For the record, I like Jamaal Charles.
In the years I’ve spent watching the Denver Broncos – which would constitute practically all of my life – he’s been among the best backs any Orange Crush defense has ever faced. Charles is electric, tough and, most of all, productive. In his career with the Chiefs, if Charles starts in six or more games in a season, he posts 1,000-plus yards rushing. Over his career, he’s averaged 5.5 yards per carry. The math doesn’t lie – Charles is an excellent running back.
Dorsett arrived in Denver before his 12th and final season. His production was noticeably on the decline in his 10th season, posting rushing marks of 748 and 456 yards in his final two seasons in Dallas. He gave Denver 703 yards on the ground along with five touchdowns in 1988.
Bernstein was in his seventh season when he became a Bronco. He had one “decent” season rushing for 816 yards in 1993. For the next two injury-riddled seasons, he managed to play a mere six games, tallying just 167 yards on the ground in total.
McGahee was actually fantastic during the 2011 season, a bizarre campaign marked most notably because of Tim Tebow and the unorthodox offensive attack that neither McGahee nor the Broncos were familiar with. McGahee was a staple, giving the Broncos 1,199 yards on the ground and moving the chains with great consistency. McGahee was only in his eighth professional season when he got to Denver, but his career – starting with his final game in college – was marred by injury. From 2008 to 2010, he only saw action in 11 games.
Charles is on the eve of his 10th season in the NFL, all of them spent with Kansas City. In the last two, he’s only played in eight games. He’s had six seasons in which he’s appeared in 15 or more games; in the three seasons marked by injury, he’s played in only 10 combined.
So, should Charles be considered a “low mileage” option for the Broncos? Perhaps. If he’s indeed healthy, he would certainly be a welcome addition – perhaps even an upgrade – in the Broncos’ backfield.
Or, should he be viewed as an injury prone back who’s taken one too many hits, had to endure one too many comebacks, might be on his last leg – almost literally? From most accounts, Charles seems and looks to be healthy. But for a team that passed on Alabama linebacker Reuben Foster – a rookie with not a single game of NFL wear and tear – because of potential shoulder problems, it makes one wonder why the same standard doesn’t apply.
Sure, there are many reasons the Broncos might have – rightfully – passed on Foster. It’s not exactly an apples to apples comparison. John Elway would have been locked into Foster for four or five years, whereas Charles, at this stage in his career, might be a “rent-a-player.” It’s likely that no NFL team will be forced to make a significant longterm commitment to Charles.
The other reason to be leery of bringing in a once-great back, is that Denver’s offensive line is anything but proven.
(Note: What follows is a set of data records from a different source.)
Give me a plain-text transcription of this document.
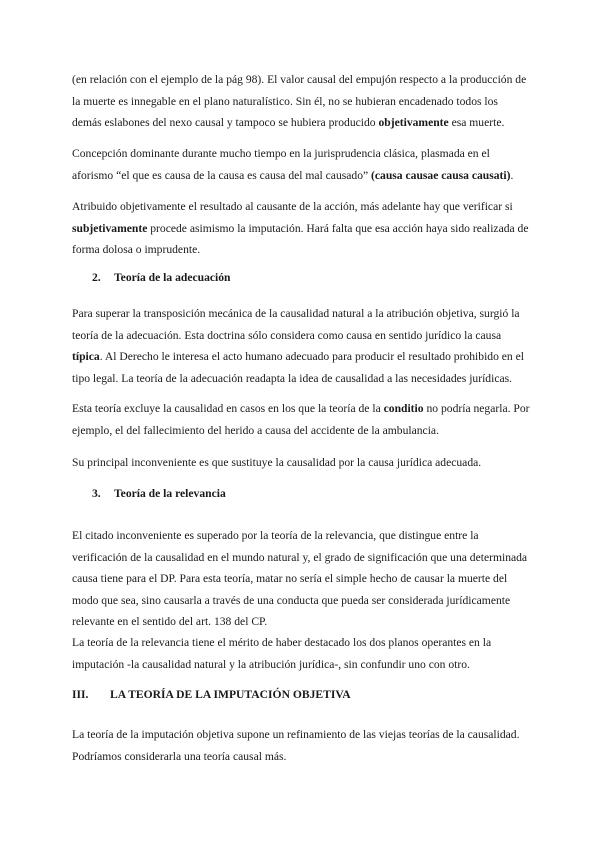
(en relación con el ejemplo de la pág 98). El valor causal del empujón respecto a la producción de la muerte es innegable en el plano naturalístico. Sin él, no se hubieran encadenado todos los demás eslabones del nexo causal y tampoco se hubiera producido objetivamente esa muerte.

Concepción dominante durante mucho tiempo en la jurisprudencia clásica, plasmada en el aforismo “el que es causa de la causa es causa del mal causado” (causa causae causa causati).

Atribuido objetivamente el resultado al causante de la acción, más adelante hay que verificar si subjetivamente procede asimismo la imputación. Hará falta que esa acción haya sido realizada de forma dolosa o imprudente.

2. Teoría de la adecuación

Para superar la transposición mecánica de la causalidad natural a la atribución objetiva, surgió la teoría de la adecuación. Esta doctrina sólo considera como causa en sentido jurídico la causa típica. Al Derecho le interesa el acto humano adecuado para producir el resultado prohibido en el tipo legal. La teoría de la adecuación readapta la idea de causalidad a las necesidades jurídicas.

Esta teoría excluye la causalidad en casos en los que la teoría de la conditio no podría negarla. Por ejemplo, el del fallecimiento del herido a causa del accidente de la ambulancia.

Su principal inconveniente es que sustituye la causalidad por la causa jurídica adecuada.

3. Teoría de la relevancia

El citado inconveniente es superado por la teoría de la relevancia, que distingue entre la verificación de la causalidad en el mundo natural y, el grado de significación que una determinada causa tiene para el DP. Para esta teoría, matar no sería el simple hecho de causar la muerte del modo que sea, sino causarla a través de una conducta que pueda ser considerada jurídicamente relevante en el sentido del art. 138 del CP.

La teoría de la relevancia tiene el mérito de haber destacado los dos planos operantes en la imputación -la causalidad natural y la atribución jurídica-, sin confundir uno con otro.

III. LA TEORÍA DE LA IMPUTACIÓN OBJETIVA

La teoría de la imputación objetiva supone un refinamiento de las viejas teorías de la causalidad. Podríamos considerarla una teoría causal más.
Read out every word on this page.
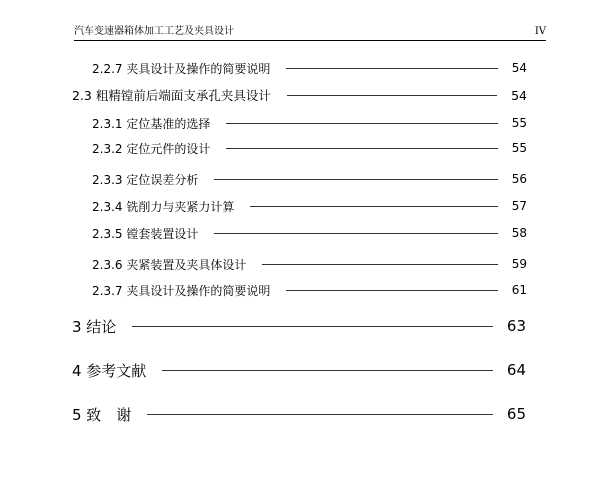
汽车变速器箱体加工工艺及夹具设计	IV
2.2.7 夹具设计及操作的简要说明	54
2.3 粗精镗前后端面支承孔夹具设计	54
2.3.1 定位基准的选择	55
2.3.2 定位元件的设计	55
2.3.3 定位误差分析	56
2.3.4 铣削力与夹紧力计算	57
2.3.5 镗套装置设计	58
2.3.6 夹紧装置及夹具体设计	59
2.3.7 夹具设计及操作的简要说明	61
3 结论	63
4 参考文献	64
5 致　谢	65
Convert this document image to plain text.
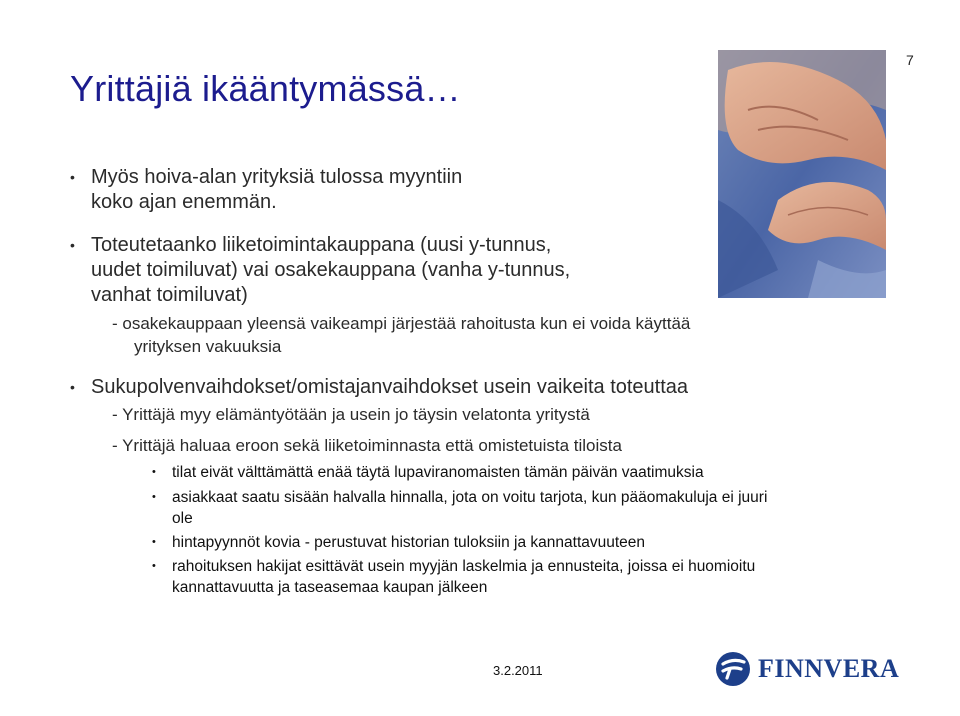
7
Yrittäjiä ikääntymässä…
• Myös hoiva-alan yrityksiä tulossa myyntiin
koko ajan enemmän.
• Toteutetaanko liiketoimintakauppana (uusi y-tunnus,
uudet toimiluvat) vai osakekauppana (vanha y-tunnus,
vanhat toimiluvat)
- osakekauppaan yleensä vaikeampi järjestää rahoitusta kun ei voida käyttää
yrityksen vakuuksia
• Sukupolvenvaihdokset/omistajanvaihdokset usein vaikeita toteuttaa
- Yrittäjä myy elämäntyötään ja usein jo täysin velatonta yritystä
- Yrittäjä haluaa eroon sekä liiketoiminnasta että omistetuista tiloista
• tilat eivät välttämättä enää täytä lupaviranomaisten tämän päivän vaatimuksia
• asiakkaat saatu sisään halvalla hinnalla, jota on voitu tarjota, kun pääomakuluja ei juuri
ole
• hintapyynnöt kovia - perustuvat historian tuloksiin ja kannattavuuteen
• rahoituksen hakijat esittävät usein myyjän laskelmia ja ennusteita, joissa ei huomioitu
kannattavuutta ja taseasemaa kaupan jälkeen
3.2.2011	FINNVERA
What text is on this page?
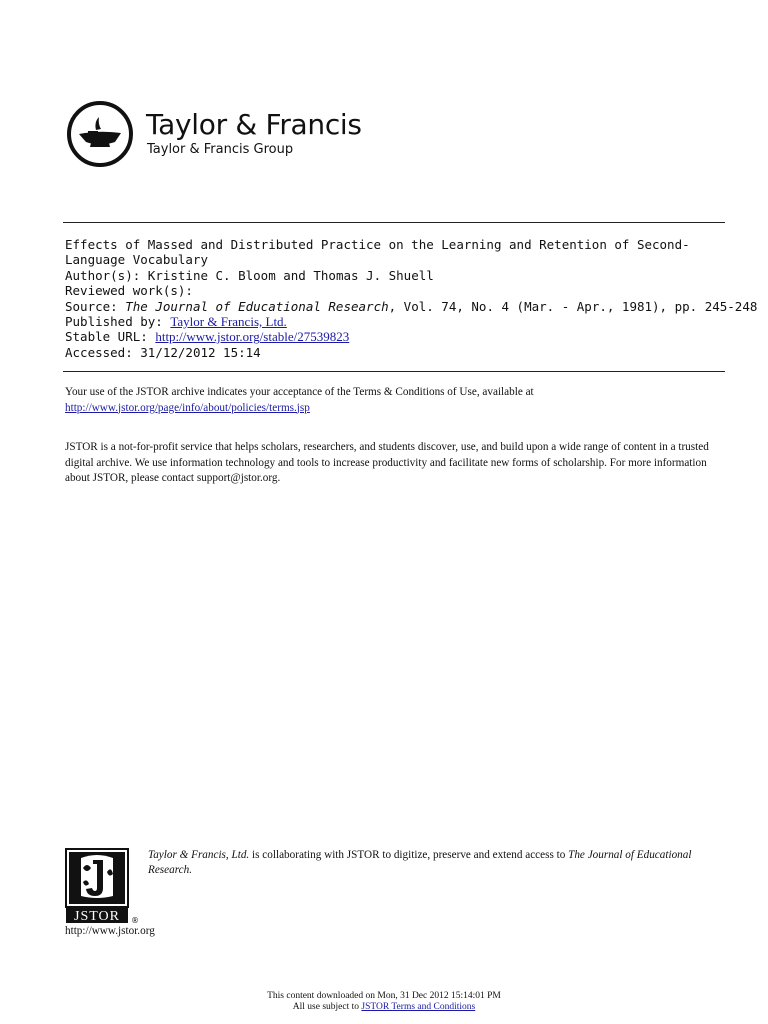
Taylor & Francis
Taylor & Francis Group
Effects of Massed and Distributed Practice on the Learning and Retention of Second-Language Vocabulary
Author(s): Kristine C. Bloom and Thomas J. Shuell
Reviewed work(s):
Source: The Journal of Educational Research, Vol. 74, No. 4 (Mar. - Apr., 1981), pp. 245-248
Published by: Taylor & Francis, Ltd.
Stable URL: http://www.jstor.org/stable/27539823
Accessed: 31/12/2012 15:14
Your use of the JSTOR archive indicates your acceptance of the Terms & Conditions of Use, available at
http://www.jstor.org/page/info/about/policies/terms.jsp
JSTOR is a not-for-profit service that helps scholars, researchers, and students discover, use, and build upon a wide range of content in a trusted digital archive. We use information technology and tools to increase productivity and facilitate new forms of scholarship. For more information about JSTOR, please contact support@jstor.org.
JSTOR ®
Taylor & Francis, Ltd. is collaborating with JSTOR to digitize, preserve and extend access to The Journal of Educational Research.
http://www.jstor.org
This content downloaded on Mon, 31 Dec 2012 15:14:01 PM
All use subject to JSTOR Terms and Conditions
When McGahee came to Denver, the o-line wasn’t the problem; in fact it was quite good and anchored by All-Pro tackle Ryan Clady (who started all 16 games) and run game mauler Orlando Franklin. Denver’s 2017 line might be vastly improved; or, it could be a work in progress. Either way, it’s an unknown – so it’s tough to say what kind of luck Charles will have behind it.
For a team that hasn’t made a “splash” this offseason, through free agency or the draft, Charles would undoubtedly be a name that people would be excited about.
But don’t be surprised if he comes in and goes the way of Dorsett or Bernstein. If he were to post a season like McGahee, that would be worth it, even if it’s a short-term solution.
Jamaal Charles is a great player. But he’s also an NFL running back about to enter his 10th season.
And he has a history of being hurt.
The odds are not in his favor, or Denver’s should they sign him.